Milk oligosaccharides are neither cleaved, nor absorbed in the intestinal tract, thus they are not used as a nutrients by the suckling infant. The question of their functional relevance remains largely speculative, although a connection between breastfeeding and intestinal bacteria has been recognized already more than a century ago. Around 1900, Escherich, Moro, Tissier described differences in fecal bacteria between breastfed and bottle-fed infants. By 1930, Schönfeld demonstrated that the previously described bifidus factor affecting the growth of intestinal bifidobacteria was in fact a carbohydrate fraction of breast milk. This fraction was first called gynolactose and later found to consist of various fucosylated structures. Several families of intestinal bacteria, such as Bacteroidaceae and Bifidobacteriaceae, express glycosidases that break down milk oligosaccharides and then utilize monosaccharides as source of energy. In this respect, milk oligosaccharides contribute to shaping the intestinal microbiota.

Through their similarity to cellular glycans, milk oligosaccharides can also function as soluble receptors for intestinal bacteria and viruses. For example, sialylated milk oligosaccharides can neutralize influenza virus through binding to hemagglutinin. Similarly, fucosylated milk oligosaccharides also bind to several strains of norovirus, thereby preventing the docking of the virus to cellular glycan receptors. Milk oligosaccharides also inhibit the adhesion of bacteria such as Campylobacter jejuni, Listeria monocytogenes, and Streptococcus pneumonia to the intestinal epithelium. Furthermore, milk oligosaccharides protect against bacterial enterotoxins such as cholera toxin by competing with cell-bound glycan receptors.

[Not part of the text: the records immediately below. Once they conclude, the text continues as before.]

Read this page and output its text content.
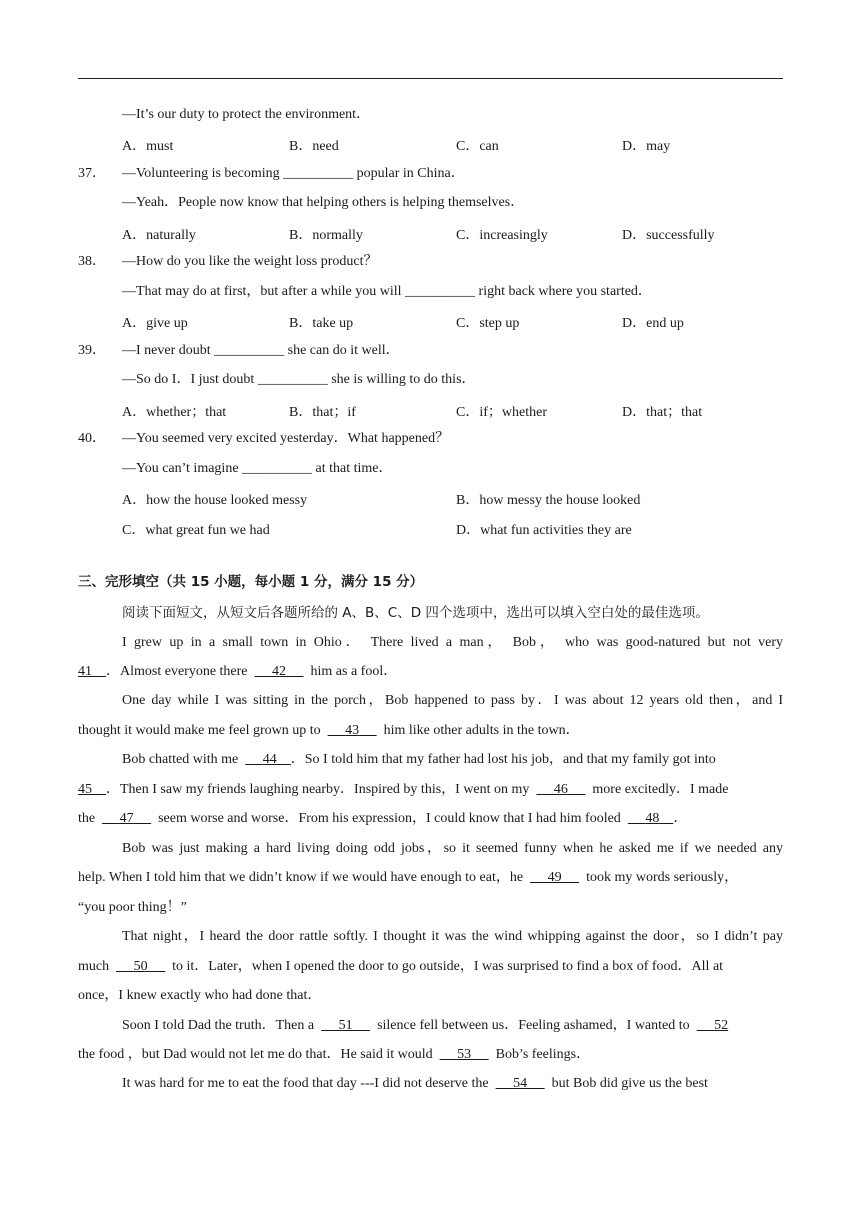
—It’s our duty to protect the environment．
A．must	B．need	C．can	D．may
37． —Volunteering is becoming __________ popular in China．
—Yeah．People now know that helping others is helping themselves．
A．naturally	B．normally	C．increasingly	D．successfully
38． —How do you like the weight loss product？
—That may do at first，but after a while you will __________ right back where you started．
A．give up	B．take up	C．step up	D．end up
39． —I never doubt __________ she can do it well．
—So do I．I just doubt __________ she is willing to do this．
A．whether；that	B．that；if	C．if；whether	D．that；that
40． —You seemed very excited yesterday．What happened？
—You can’t imagine __________ at that time．
A．how the house looked messy	B．how messy the house looked
C．what great fun we had	D．what fun activities they are
三、完形填空（共 15 小题，每小题 1 分，满分 15 分）
阅读下面短文，从短文后各题所给的 A、B、C、D 四个选项中，选出可以填入空白处的最佳选项。
I grew up in a small town in Ohio． There lived a man， Bob， who was good-natured but not very
41 ．Almost everyone there 42 him as a fool．
One day while I was sitting in the porch，Bob happened to pass by．I was about 12 years old then，and I
thought it would make me feel grown up to 43 him like other adults in the town．
Bob chatted with me 44 ．So I told him that my father had lost his job，and that my family got into
45 ．Then I saw my friends laughing nearby．Inspired by this，I went on my 46 more excitedly．I made
the 47 seem worse and worse．From his expression，I could know that I had him fooled 48 ．
Bob was just making a hard living doing odd jobs，so it seemed funny when he asked me if we needed any
help. When I told him that we didn’t know if we would have enough to eat，he 49 took my words seriously，
“you poor thing！”
That night，I heard the door rattle softly. I thought it was the wind whipping against the door，so I didn’t pay
much 50 to it．Later，when I opened the door to go outside，I was surprised to find a box of food．All at
once，I knew exactly who had done that．
Soon I told Dad the truth．Then a 51 silence fell between us．Feeling ashamed，I wanted to 52
the food ，but Dad would not let me do that．He said it would 53 Bob’s feelings．
It was hard for me to eat the food that day ---I did not deserve the 54 but Bob did give us the best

Milk oligosaccharides can also bind to endogenous lectins, such as siglecs and galectins, which are expressed on mucosal immune cells. It is therefore likely that oligosaccharides participate to the maturation of intestinal immunity and recognition of carbohydrate antigens taken up orally. The beneficial effect of breast milk on infantile mortality was noticed by the beginning of the 20th century. Nowadays, bottle-fed infants still have a five to ten-fold increased risk compared to breast-fed infants of developing necrotizing enterocolitis, which affects about 5% of premature infants.